Il faut, en effet, prendre en compte, que, même si l’idéal est d’amener à ce que l’homme puisse penser de façon autonome, il a, le plus souvent, besoin de méthodes. Ainsi, Socrate, avec la maïeutique, ou art d’accoucher les esprits, veut amener chacun à une réflexion personnelle : la question initiale, puis la question préalable qu’il pose, ont pour rôle d’aider son interlocuteur à comprendre et à penser par lui-même. Au cours d’un dialogue avec Gorgias, Socrate demande à ce professeur de rhétorique de lui définir la nature de son art, et il montre que chaque définition proposée par son interlocuteur ne fonctionne pas. Gorgias, conduit par la maïeutique de Socrate, finit par se contredire lui-même, en aboutissant à une aporie. Il n’a pas nécessairement appris à penser autrement, mais il a au moins remis en question sa pensée préalable.
Cette utilisation du dialogue se confirme par le rôle que joue le langage dans notre apprentissage de la pensée : pour Merleau-Ponty, nous affinons notre pensée par les mots. En ce sens, parler signifie communiquer une pensée qui n’est pas préexistante, mais qui se construit au fur et à mesure qu’elle s’exprime. En outre, en apprenant une langue, l’on apprend par là même à penser différemment, à s’ouvrir vers d’autres découpages conceptuels. Ainsi, entre l’anglais et le français, la façon d’appréhender un sentiment de crainte diverge, avec les deux expressions, ayant recours à des images différentes : « to be unable to say poo to a goose », traduisible par être une poule mouillée. Cela étant, toute pensée doit-elle nécessairement passer par la parole, ou existe-t-il d’autres moyens de la concevoir ?
D’une façon plus large, il importe alors de souligner le rôle fondamental que joue l’éducation. Celle-ci a pour objectif de permettre à chaque esprit d’accéder à l’autonomie, de faire un usage propre de ses facultés, avec un aboutissement selon Kant, « le je pense doit pouvoir accompagner toutes mes représentations ». Cette éducation crée un lien particulier qui se forme entre le maître et l’élève, la notion de maître étant ici définie au sens noble du terme. Depuis Rousseau et son ouvrage L’Emile, la relation entre éducation et pédagogie est mise en valeur. L’activité éducative doit être avant tout celle de l’élève, et non plus seulement celle de son guide, pour former un jeune en devenir. De plus en plus, dans les systèmes éducatifs contemporains, l’élève est mis en situation de former sa propre pensée, même si le guide doit rester fondamental, ne serait-ce qu pour être remis en question.
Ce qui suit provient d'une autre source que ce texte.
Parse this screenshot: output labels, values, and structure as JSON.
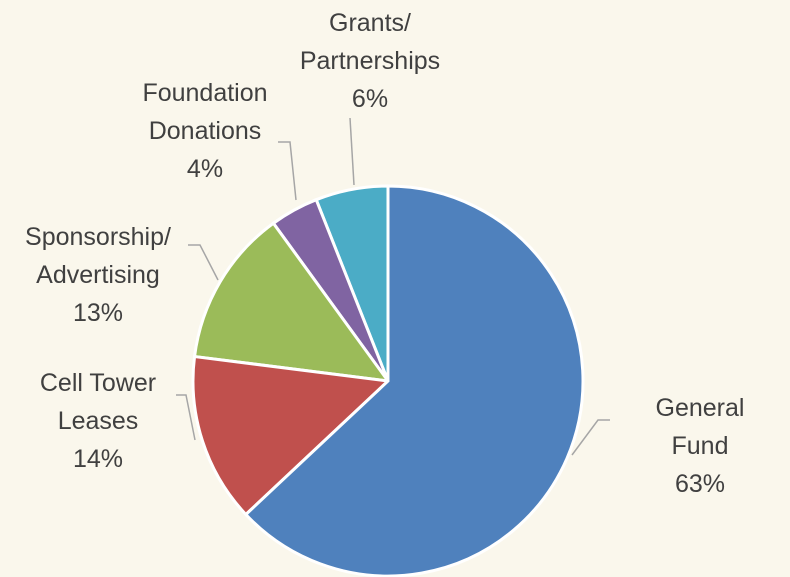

Cela étant, comment conçoit-on cette éducation sur le plan des contenus, si l’on veut qu’elle amène l’homme à penser par lui-même ? En ce sens, doit-on considérer comme Pascal qu’il existe deux types de connaissances : celles qui dépendent des livres et qu’on ne peut pas faire évoluer, et celles qui dépendent de la raison, et pour lesquelles la pensée par soi-même est possible ? Ou toutes les connaissances peuvent-elles être en mouvement ?
Par conséquent, s’il apparaît difficile que penser au sens fort puisse réellement s’apprendre, en revanche, apprendre à penser, dans un sens particulier de la formule, à savoir former son propre jugement, semble possible. Mais pour y parvenir, il faut disposer d’un certain nombre de conditions, liées en partie aux sociétés dans lesquelles on vit.